Fin 1997, Logos décide de mettre tous ses outils professionnels en accès libre sur le web. Le Logos Dictionary est un dictionnaire multilingue de 7,5 millions d'entrées. La Wordtheque est une base de données multilingue de 328 millions de mots, constituée à partir de milliers de traductions, notamment des romans et des documents techniques. La recherche dans la Wordtheque est possible par langue, par mot, par auteur ou par titre. Linguistic Resources offre un point d'accès unique à 553 glossaires. L'Universal Conjugator propose des tableaux de conjugaison dans 17 langues.

Annie Kahn, journaliste au quotidien Le Monde, publie le 7 décembre 1997 un article Les mots pour le dire, dans lequel Robert Vergara relate: «Nous voulions que nos traducteurs aient tous accès aux mêmes outils de traduction. Nous les avons donc mis à leur disposition sur internet, et tant qu’à faire nous avons ouvert le site au public. Cela nous a rendus très populaires, nous a fait beaucoup de publicité. L’opération a drainé vers nous de nombreux clients, mais aussi nous a permis d’étoffer notre réseau de traducteurs grâce aux contacts établis à la suite de cette initiative.»

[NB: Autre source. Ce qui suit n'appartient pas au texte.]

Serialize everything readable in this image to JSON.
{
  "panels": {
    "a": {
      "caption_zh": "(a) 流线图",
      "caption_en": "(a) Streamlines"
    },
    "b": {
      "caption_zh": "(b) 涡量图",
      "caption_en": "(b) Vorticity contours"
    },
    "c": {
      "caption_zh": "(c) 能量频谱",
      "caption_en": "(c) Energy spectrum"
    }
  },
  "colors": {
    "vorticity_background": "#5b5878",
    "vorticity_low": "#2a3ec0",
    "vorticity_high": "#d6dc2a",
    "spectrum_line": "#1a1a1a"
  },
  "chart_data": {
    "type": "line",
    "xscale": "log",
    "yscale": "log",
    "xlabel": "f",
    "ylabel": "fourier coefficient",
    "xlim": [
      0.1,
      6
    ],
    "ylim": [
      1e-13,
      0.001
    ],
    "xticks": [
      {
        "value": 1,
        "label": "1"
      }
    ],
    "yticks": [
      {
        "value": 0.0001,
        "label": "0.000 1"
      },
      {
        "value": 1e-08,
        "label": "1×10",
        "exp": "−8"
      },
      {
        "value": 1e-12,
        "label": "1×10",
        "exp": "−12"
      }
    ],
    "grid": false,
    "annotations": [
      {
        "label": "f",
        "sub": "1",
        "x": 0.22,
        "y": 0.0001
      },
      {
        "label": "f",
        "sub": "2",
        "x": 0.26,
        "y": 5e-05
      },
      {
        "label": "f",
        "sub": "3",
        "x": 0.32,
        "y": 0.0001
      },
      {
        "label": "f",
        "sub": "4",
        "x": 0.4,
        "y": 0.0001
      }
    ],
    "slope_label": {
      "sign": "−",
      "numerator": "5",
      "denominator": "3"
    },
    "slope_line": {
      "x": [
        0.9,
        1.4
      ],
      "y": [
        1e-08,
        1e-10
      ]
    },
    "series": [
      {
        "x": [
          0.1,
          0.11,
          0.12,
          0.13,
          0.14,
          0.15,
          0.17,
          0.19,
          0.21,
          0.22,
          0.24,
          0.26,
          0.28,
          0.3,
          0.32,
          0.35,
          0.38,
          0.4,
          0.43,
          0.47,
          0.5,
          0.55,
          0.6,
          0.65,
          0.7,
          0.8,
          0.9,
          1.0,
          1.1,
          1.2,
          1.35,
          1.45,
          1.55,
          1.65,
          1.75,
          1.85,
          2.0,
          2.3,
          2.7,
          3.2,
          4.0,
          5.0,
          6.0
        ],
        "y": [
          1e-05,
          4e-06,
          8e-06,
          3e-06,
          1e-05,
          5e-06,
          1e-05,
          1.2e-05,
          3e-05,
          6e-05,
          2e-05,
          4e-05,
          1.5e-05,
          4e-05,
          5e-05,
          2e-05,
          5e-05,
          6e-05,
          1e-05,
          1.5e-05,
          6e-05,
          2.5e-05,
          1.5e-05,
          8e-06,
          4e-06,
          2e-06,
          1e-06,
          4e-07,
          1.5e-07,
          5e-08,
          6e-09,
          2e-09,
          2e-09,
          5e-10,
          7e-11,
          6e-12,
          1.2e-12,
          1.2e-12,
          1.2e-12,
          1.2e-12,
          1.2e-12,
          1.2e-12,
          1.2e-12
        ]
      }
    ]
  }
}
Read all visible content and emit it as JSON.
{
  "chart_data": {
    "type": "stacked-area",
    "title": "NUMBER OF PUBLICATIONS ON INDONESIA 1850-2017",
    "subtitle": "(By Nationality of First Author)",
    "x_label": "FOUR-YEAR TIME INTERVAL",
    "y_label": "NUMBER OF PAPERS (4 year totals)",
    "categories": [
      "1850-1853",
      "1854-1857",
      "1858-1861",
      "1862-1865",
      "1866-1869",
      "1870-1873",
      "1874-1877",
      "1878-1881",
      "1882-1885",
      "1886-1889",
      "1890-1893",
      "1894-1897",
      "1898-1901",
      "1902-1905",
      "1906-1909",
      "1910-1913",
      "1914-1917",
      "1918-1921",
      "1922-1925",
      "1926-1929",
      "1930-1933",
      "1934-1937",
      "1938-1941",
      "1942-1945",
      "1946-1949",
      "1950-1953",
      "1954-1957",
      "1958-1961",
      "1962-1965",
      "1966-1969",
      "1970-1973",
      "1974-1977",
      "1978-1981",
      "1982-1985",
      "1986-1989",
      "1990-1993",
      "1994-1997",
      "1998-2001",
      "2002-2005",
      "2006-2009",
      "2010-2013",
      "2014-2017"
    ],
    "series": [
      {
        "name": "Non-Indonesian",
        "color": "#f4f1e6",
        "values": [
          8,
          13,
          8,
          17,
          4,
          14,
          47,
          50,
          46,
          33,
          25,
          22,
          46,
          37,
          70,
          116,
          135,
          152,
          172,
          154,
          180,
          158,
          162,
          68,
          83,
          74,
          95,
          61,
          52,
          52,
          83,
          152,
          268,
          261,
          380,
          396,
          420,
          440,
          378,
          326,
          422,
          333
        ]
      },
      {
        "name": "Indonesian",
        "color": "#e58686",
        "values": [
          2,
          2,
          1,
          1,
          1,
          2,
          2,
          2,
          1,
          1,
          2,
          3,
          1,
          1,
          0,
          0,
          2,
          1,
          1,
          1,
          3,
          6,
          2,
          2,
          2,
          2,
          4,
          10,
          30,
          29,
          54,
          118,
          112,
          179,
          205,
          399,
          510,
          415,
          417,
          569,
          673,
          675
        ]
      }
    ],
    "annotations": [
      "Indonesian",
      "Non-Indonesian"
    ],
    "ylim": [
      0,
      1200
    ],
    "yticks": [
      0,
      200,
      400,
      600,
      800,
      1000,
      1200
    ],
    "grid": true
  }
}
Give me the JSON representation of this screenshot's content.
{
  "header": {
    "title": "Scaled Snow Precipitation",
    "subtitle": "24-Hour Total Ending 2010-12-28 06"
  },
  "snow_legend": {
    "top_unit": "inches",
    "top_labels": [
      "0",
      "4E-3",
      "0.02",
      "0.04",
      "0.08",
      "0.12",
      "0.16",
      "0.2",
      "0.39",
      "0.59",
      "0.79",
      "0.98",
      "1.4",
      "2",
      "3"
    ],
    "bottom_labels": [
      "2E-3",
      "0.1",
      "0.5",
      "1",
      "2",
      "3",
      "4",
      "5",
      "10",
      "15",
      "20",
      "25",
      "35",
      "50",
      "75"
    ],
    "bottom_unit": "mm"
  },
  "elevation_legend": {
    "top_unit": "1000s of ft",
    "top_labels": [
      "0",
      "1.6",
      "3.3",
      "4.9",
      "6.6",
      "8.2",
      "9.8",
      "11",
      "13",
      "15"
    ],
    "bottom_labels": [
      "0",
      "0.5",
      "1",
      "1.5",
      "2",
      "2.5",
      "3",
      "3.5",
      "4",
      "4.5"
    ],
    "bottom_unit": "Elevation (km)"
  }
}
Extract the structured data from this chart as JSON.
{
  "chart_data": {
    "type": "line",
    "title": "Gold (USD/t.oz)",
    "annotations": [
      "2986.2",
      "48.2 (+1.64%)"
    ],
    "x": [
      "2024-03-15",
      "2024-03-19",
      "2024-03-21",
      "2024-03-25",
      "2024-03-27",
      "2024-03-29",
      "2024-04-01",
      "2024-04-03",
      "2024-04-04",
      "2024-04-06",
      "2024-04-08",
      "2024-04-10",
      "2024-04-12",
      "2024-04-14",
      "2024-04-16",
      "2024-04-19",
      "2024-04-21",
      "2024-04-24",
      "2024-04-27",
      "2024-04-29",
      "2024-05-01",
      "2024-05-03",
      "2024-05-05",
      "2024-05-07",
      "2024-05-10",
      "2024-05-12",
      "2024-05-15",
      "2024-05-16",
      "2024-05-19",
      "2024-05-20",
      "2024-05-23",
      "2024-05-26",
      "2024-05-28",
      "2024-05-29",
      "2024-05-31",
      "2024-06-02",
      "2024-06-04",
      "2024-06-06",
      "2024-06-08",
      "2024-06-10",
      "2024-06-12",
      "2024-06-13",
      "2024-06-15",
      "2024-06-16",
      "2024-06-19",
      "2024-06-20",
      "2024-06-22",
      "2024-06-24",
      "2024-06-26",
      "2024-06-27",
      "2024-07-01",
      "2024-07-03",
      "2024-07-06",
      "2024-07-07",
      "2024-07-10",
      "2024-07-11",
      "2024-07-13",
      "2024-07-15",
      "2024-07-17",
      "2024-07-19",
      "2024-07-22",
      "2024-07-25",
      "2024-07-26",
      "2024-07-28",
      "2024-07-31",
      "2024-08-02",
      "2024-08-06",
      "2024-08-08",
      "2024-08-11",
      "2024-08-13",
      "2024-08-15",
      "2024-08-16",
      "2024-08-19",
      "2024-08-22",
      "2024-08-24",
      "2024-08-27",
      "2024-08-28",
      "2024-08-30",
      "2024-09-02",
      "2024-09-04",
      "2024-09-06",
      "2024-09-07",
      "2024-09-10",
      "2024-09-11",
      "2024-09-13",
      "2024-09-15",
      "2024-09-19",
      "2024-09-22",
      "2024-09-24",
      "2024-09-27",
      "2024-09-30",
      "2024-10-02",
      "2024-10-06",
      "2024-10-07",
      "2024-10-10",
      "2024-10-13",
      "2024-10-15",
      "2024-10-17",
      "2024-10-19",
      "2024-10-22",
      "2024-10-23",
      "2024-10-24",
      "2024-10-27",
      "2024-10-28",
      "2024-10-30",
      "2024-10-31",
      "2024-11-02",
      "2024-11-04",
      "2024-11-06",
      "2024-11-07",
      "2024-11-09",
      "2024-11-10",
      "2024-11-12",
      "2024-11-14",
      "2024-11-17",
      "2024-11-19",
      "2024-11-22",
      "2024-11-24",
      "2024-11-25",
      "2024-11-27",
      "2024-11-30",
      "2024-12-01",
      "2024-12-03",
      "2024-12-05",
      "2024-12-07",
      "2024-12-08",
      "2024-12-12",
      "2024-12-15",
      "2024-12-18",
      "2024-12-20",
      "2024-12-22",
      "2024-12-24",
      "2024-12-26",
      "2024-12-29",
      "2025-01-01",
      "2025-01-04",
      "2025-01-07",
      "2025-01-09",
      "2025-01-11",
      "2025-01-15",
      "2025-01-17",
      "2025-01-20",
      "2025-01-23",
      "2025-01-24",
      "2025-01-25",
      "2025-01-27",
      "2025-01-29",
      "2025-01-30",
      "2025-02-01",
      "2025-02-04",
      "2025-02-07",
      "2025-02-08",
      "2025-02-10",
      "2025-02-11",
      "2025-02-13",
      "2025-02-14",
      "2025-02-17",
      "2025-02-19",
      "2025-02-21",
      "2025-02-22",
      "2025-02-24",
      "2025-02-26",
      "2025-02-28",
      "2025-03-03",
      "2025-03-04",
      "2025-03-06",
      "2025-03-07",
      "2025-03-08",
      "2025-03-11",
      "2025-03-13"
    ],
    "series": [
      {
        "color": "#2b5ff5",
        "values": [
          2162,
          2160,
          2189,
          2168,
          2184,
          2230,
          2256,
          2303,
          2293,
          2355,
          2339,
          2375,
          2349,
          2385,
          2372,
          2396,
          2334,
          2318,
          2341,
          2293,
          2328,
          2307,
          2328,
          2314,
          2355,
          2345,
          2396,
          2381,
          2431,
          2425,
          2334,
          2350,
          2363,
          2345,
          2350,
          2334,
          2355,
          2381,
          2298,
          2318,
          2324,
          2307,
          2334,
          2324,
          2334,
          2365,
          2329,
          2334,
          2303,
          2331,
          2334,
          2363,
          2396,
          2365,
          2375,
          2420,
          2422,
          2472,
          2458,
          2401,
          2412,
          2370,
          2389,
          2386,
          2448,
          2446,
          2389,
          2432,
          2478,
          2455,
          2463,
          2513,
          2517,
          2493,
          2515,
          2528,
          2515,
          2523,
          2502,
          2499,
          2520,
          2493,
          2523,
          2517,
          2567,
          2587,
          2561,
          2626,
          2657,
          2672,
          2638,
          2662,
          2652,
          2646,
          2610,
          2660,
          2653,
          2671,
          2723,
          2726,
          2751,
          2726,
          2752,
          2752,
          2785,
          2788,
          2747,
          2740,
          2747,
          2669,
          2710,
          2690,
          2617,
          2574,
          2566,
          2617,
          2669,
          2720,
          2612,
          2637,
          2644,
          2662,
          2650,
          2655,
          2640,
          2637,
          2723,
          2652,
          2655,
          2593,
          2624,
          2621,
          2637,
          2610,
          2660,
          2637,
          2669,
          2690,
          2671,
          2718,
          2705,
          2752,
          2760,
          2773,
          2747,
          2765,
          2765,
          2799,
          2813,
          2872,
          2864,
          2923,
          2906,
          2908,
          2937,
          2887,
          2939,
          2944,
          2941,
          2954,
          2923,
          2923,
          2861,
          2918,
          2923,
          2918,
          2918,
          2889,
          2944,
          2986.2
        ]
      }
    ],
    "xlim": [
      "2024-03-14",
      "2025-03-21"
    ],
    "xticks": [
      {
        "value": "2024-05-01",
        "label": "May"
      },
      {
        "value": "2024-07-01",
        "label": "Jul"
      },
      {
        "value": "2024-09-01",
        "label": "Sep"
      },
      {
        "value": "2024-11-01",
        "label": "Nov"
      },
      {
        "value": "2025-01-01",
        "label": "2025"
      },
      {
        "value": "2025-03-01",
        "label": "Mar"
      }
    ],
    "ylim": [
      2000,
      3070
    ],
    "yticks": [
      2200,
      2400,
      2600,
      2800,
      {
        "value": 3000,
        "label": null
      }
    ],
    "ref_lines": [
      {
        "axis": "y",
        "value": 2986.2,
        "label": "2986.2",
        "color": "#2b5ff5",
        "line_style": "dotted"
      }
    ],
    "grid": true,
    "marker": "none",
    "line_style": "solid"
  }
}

Annie Kahn explique dans le même article: «Le site de Logos est beaucoup plus qu'un dictionnaire ou qu'un répertoire de liens vers d'autres dictionnaires en ligne. L'un des piliers du système est un logiciel de recherche documentaire fonctionnant sur un corpus de textes littéraires disponibles gratuitement sur internet. Lorsque l'on recherche la définition ou la traduction d'un mot, "didactique" par exemple, on trouve non seulement le résultat recherché, mais aussi une phrase d'une œuvre littéraire utilisant ce mot (en l'occurrence, un essai de Voltaire). Un simple clic permet d'accéder au texte intégral de l'œuvre ou de commander le livre grâce à un partenariat avec Amazon.com, le libraire en ligne bien connu. Il en est de même avec les traductions étrangères. Si aucun texte utilisant ce mot n'a été trouvé, le système fonctionne alors comme un moteur de recherche et renvoie aux sites web concernant ce mot. Pour certains termes, il est proposé d'en entendre la prononciation. Si une traduction manque, le système fait un appel au peuple. A chacun d'enrichir la base, les traducteurs de l'entreprise valident ensuite les traductions proposées.»

En 2007, la Wordtheque, devenue la Logos Library, comprend 710 millions de termes. Conjugation of Verbs, devenu l’Universal Conjugator, propose des tableaux de conjugaison dans 36 langues. Et Linguistic Resources offre un point d’accès unique à 1.215 glossaires.